HYDERABAD, July 27: The volunteers of the Movement for Peace and Tolerance and the Pakistan Peace Coalition have stressed the need for people-to-people contacts between Pakistan and India and called for simplification of visa regime for divided families, students, peace activists and tourists.

Speaking at a news conference at the press club here on Wednesday, Zulfikar Shah, Mustafa Baloch, Zulfikar Halepoto and Punhal Sario said that people on both sides of the border wanted softening of visa regime, which was getting tougher because of tense relations.

Only recently, they said, India had attached more conditions to visa issuance process for Pakistanis.

The condition to report at a police station should be done away with and the two countries should lay more emphasis on trade sector, they said.

They said that the two countries allowed trade of only selected a number of commodities through Wagah and Attari routes although they could increase trade volume under the South Asian Free Trade Agreement and add more commodities to the list of trade-related items.

They called for opening Munabao-Khokhrapar route for trade and said that the volunteers’ lighting earthen lamps simultaneously in Pakistan and India would send a message of friendship and coalition against terrorism in the wake of meeting of foreign ministers of the two countries. The peace activists would light earthen lamps in different cities of the country today.

They praised the meeting of foreign ministries, saying the two countries were confronting terrorism in their areas and such meetings provided both nations an opportunity for establishing lasting peace.

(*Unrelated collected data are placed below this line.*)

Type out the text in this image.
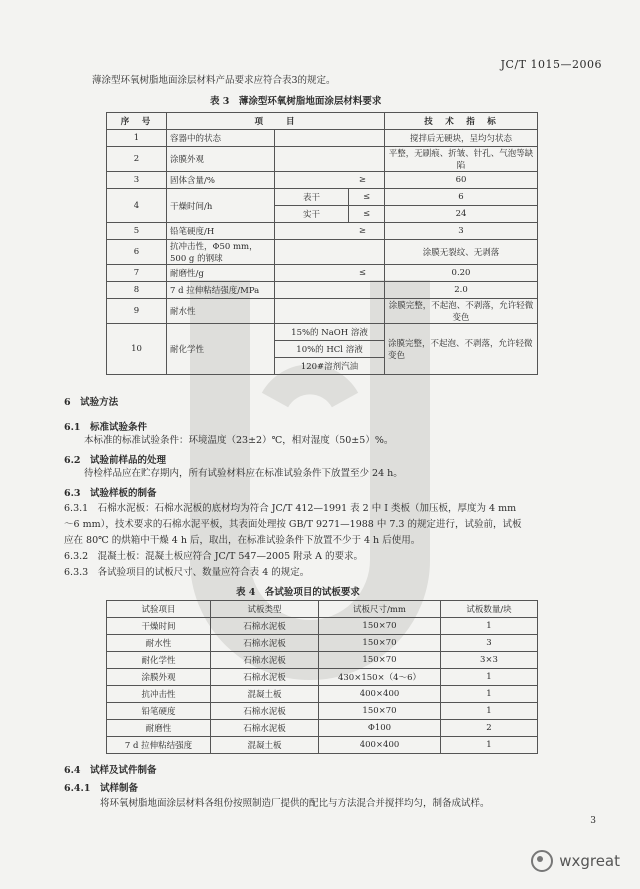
JC/T 1015—2006
薄涂型环氧树脂地面涂层材料产品要求应符合表3的规定。
表 3　薄涂型环氧树脂地面涂层材料要求
序　号	项　　目			技　术　指　标
1	容器中的状态			搅拌后无硬块，呈均匀状态
2	涂膜外观			平整，无刷痕、折皱、针孔、气泡等缺陷
3	固体含量/%	≥		60
4	干燥时间/h	表干	≤	6
		实干	≤	24
5	铅笔硬度/H	≥		3
6	抗冲击性，Φ50 mm，500 g 的钢球			涂膜无裂纹、无剥落
7	耐磨性/g	≤		0.20
8	7 d 拉伸粘结强度/MPa			2.0
9	耐水性			涂膜完整，不起泡、不剥落，允许轻微变色
10	耐化学性	15%的 NaOH 溶液		涂膜完整，不起泡、不剥落，允许轻微变色
		10%的 HCl 溶液		
		120#溶剂汽油		
6　试验方法
6.1　标准试验条件
本标准的标准试验条件：环境温度（23±2）℃，相对湿度（50±5）%。
6.2　试验前样品的处理
待检样品应在贮存期内，所有试验材料应在标准试验条件下放置至少 24 h。
6.3　试验样板的制备
6.3.1　石棉水泥板：石棉水泥板的底材均为符合 JC/T 412—1991 表 2 中 Ⅰ 类板（加压板，厚度为 4 mm
～6 mm），技术要求的石棉水泥平板，其表面处理按 GB/T 9271—1988 中 7.3 的规定进行，试验前，试板
应在 80℃ 的烘箱中干燥 4 h 后，取出，在标准试验条件下放置不少于 4 h 后使用。
6.3.2　混凝土板：混凝土板应符合 JC/T 547—2005 附录 A 的要求。
6.3.3　各试验项目的试板尺寸、数量应符合表 4 的规定。
表 4　各试验项目的试板要求
试验项目	试板类型	试板尺寸/mm	试板数量/块
干燥时间	石棉水泥板	150×70	1
耐水性	石棉水泥板	150×70	3
耐化学性	石棉水泥板	150×70	3×3
涂膜外观	石棉水泥板	430×150×（4～6）	1
抗冲击性	混凝土板	400×400	1
铅笔硬度	石棉水泥板	150×70	1
耐磨性	石棉水泥板	Φ100	2
7 d 拉伸粘结强度	混凝土板	400×400	1
6.4　试样及试件制备
6.4.1　试样制备
将环氧树脂地面涂层材料各组份按照制造厂提供的配比与方法混合并搅拌均匀，制备成试样。
3
wxgreat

They expressed the hope that the process of dialogue would continue to ensure peace in the region. Unfortunately, they said, in the wake of Nov 26, 2008 terror attacks in Mumbai the dialogue process came to a halt and was restored again in Sharm Al-Sheikh and then in Mohali where prime ministers of the two countries met.

They said that before Mumbai carnage took place, major headway had been made to resolve issues of Sir Creek and Siachen and expressed the hope that the foreign ministers’ meeting would make some progress on these stalled issues.